The administration, after rescinding its policy, appeared to fall short of complying with a court-ordered deadline to reunite families by last Thursday, with federal officials ruling more than 700 children ineligible to return to parental custody. Hiroshi Motomura, a law professor at the University of California, Los Angeles, suggests that the strong opposition to ICE taking children from parents presents an opportunity for Democrats in November.

He contends that, on its own, “Abolish ICE” leaves Democrats vulnerable to inflated charges of promoting open borders and gutting immigration policy. But linking the slogan to the demand that children remain with their parents could unify Democrats while luring independent voters and moderate Republicans.

“The center of gravity of the ‘Abolish ICE’ movement is ‘keep families together,’ ” says Mr. Motomura, the author of several books on immigration. “That’s a deeply resonant message, and I think there’s tremendous potential to get voters who call themselves centrists and even conservatives to say the administration has gone too far.”

Trump’s hard line on immigration has elicited criticism from disparate interest groups, including the US Chamber of Commerce, the American Medical Association, Silicon Valley, and higher education leaders. In light of that wide-ranging disapproval, Mr. Gundavaram, who teaches immigration law at Northeastern, predicts the president himself will sustain the anti-ICE campaign more than any other factor.

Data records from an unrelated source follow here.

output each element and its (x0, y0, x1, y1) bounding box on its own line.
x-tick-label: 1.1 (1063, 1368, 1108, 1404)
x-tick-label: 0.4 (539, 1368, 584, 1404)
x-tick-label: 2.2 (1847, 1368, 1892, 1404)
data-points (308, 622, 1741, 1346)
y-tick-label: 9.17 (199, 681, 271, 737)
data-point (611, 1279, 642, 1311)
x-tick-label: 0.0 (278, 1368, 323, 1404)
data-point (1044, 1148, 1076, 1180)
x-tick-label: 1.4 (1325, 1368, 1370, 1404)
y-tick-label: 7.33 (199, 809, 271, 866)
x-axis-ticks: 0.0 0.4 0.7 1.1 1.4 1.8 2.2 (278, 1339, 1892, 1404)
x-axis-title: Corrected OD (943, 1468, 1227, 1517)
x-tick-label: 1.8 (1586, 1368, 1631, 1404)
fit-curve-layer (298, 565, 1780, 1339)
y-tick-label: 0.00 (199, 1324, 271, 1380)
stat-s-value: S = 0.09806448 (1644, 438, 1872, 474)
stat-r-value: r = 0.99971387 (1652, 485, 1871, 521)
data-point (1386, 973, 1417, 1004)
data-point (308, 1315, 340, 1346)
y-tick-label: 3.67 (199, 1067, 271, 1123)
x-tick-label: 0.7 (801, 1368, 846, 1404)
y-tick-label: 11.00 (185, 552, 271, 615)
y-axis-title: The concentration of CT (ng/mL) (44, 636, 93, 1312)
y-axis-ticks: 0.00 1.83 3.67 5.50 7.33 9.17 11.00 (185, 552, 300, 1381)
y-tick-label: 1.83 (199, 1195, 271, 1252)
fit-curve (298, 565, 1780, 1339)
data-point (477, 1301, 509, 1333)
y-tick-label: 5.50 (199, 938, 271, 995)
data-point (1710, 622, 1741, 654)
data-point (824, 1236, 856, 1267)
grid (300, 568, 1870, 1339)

“Advocates know they can count on the administration to do more harm to more people because its policies are so incendiary,” he says. “So I think the momentum for change will continue to increase.”

Protesters who set up the camp by the Northwest Detention Center drew inspiration from activists in Portland, Ore., who forced the brief closure of the ICE office there in late June. Police cleared out that city’s remaining demonstrators last week, yet, within 24 hours, some of them had relocated to the Tacoma camp, and a new protest took root outside the ICE office in Sacramento, Calif.

A handmade sign on the chain-link fence bordering the detention center reads, “Families Belong Together Not In Cages.” The sentiment cuts to the heart for Alvarado and Meza, who estimate they have spent $10,000 in legal fees trying to free Meza’s father. Before visiting him at the facility, they had last seen him on his birthday in October.

“The president’s new policies are just so cruel,” Alvarado says. “What I want to know is, who is helped by hurting families?”